Actually, for a while I have been feeling convicted about my interaction with our neighbors. It is so hard to build community in your own community. I have this wish and hope that our neighbors would feel free to ask us for anything. Our culture is strange. Think about it, when you have to move, who do you call? Do you call your actual neighbors or do you call friends and family? This might not sound strange to you, so why am I talking about it?

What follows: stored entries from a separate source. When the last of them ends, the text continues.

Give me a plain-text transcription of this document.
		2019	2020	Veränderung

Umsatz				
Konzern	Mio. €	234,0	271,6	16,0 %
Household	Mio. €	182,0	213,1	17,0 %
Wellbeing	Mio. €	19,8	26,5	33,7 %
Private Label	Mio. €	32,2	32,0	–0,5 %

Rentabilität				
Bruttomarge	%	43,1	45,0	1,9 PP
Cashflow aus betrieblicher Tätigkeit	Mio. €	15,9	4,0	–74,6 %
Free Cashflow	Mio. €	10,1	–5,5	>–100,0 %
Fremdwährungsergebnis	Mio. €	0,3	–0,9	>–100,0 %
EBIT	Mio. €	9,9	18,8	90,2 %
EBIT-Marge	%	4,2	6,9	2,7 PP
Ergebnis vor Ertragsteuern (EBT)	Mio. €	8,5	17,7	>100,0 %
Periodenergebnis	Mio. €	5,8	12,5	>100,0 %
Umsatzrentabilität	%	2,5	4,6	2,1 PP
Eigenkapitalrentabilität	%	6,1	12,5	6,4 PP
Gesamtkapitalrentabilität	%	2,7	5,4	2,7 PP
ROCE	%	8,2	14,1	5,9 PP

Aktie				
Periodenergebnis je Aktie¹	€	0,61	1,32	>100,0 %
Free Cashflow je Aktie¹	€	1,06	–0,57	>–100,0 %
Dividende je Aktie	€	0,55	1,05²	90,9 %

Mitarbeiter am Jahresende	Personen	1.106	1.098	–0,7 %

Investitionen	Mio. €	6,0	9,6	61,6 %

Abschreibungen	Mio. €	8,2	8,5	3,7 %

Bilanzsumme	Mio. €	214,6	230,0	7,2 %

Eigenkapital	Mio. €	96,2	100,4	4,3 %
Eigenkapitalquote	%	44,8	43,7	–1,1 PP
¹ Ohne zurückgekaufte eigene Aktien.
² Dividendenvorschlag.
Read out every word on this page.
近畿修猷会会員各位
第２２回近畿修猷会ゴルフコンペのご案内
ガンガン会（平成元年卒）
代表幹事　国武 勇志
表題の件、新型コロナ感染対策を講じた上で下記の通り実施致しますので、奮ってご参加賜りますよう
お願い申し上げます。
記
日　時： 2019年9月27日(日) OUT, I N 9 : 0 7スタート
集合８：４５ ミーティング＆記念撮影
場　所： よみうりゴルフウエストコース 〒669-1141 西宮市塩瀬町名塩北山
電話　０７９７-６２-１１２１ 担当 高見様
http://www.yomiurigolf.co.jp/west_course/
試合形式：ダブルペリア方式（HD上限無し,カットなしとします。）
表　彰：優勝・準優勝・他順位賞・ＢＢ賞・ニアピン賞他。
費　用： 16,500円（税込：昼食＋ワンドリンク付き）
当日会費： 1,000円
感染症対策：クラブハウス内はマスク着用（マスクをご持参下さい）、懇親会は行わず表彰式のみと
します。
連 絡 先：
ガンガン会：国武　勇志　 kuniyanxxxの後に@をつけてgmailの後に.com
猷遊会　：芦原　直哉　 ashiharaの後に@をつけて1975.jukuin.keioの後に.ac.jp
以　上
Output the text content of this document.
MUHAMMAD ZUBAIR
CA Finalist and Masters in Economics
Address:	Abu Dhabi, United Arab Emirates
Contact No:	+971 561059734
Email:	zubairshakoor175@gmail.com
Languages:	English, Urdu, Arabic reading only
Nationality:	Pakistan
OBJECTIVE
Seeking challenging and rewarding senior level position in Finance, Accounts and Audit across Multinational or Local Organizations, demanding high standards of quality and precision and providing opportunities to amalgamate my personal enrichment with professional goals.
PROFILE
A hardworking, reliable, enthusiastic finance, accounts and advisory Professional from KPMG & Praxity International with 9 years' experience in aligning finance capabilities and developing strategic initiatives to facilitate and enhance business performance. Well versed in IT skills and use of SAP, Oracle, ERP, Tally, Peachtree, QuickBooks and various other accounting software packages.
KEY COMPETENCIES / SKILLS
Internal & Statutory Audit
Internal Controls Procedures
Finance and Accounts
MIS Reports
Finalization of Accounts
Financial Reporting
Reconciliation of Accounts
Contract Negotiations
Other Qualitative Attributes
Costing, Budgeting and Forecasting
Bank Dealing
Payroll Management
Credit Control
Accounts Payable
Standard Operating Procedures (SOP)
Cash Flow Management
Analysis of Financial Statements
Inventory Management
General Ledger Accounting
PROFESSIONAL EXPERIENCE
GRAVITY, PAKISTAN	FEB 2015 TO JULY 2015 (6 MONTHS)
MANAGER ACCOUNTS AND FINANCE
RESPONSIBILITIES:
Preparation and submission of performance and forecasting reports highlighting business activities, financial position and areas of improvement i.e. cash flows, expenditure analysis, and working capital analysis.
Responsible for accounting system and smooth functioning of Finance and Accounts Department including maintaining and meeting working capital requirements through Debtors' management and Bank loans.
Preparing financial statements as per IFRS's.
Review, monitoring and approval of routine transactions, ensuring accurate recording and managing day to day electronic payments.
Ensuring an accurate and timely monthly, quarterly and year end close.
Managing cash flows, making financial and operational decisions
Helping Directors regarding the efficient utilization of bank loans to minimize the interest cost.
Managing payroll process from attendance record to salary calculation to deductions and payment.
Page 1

In many cultures, your closest relationships are found in your neighborhood. In communal societies, it is harder to cultivate community with people who outside of your neighborhoods then it might be for less communal societies. Our Journey Corps program launched in West Africa. In much of Africa, it is more common to have close relationships with those who live near you. If you need something it is not only normal for you to ask your next door neighbor, it is expected. This is true regardless of your religious background our job situation. There are natural reasons why Africans might feel more comfortable in neighborhood communities than Americans. For example, travel is much more difficult, life is spent outside, and more.
This is quite different in the United States. The average middle class American builds some relationship with their colleagues but then drive home, park in garages and isolate themselves from their neighbors. Some Americans may only speak to their neighbor a few times a year.
What is wrong with us? What is wrong with them?
Am I suggesting that African culture is better? Not necessarily, but I am suggesting that we have some things to learn from other cultures. I think one of the reasons millennials crave relationship and community is the fact that our culture is not conducive to it. They never get to live and work in community. Our culture is too segmented for that. We have pockets of community with groups of people. When community is segmented like that, it is never going to be as diverse or as deep. We can often choose those who we build a relationship with in America. If you can choose every person in your “community”, how often will you choose diversity?
I am not an expert on African society, but I’ll make an educated conjecture about the challenges that Ivorian Christians might face. I have gathered this idea from various conversations I’ve had with missionaries from Cote d’Ivoire. If it is culturally easier to build relationship with your local community, it might be more difficult for the body of Christ to be as deeply related as it needs to be. I won’t speak to that now, but my point is simply that American believers and Ivorian believers have much to learn from each other.
So can you begin to see the value of learning in another culture? Could it be that God wants us to interact with each other? Could it be that the Global church is more effective when each local church begins to share it’s lessons with the whole?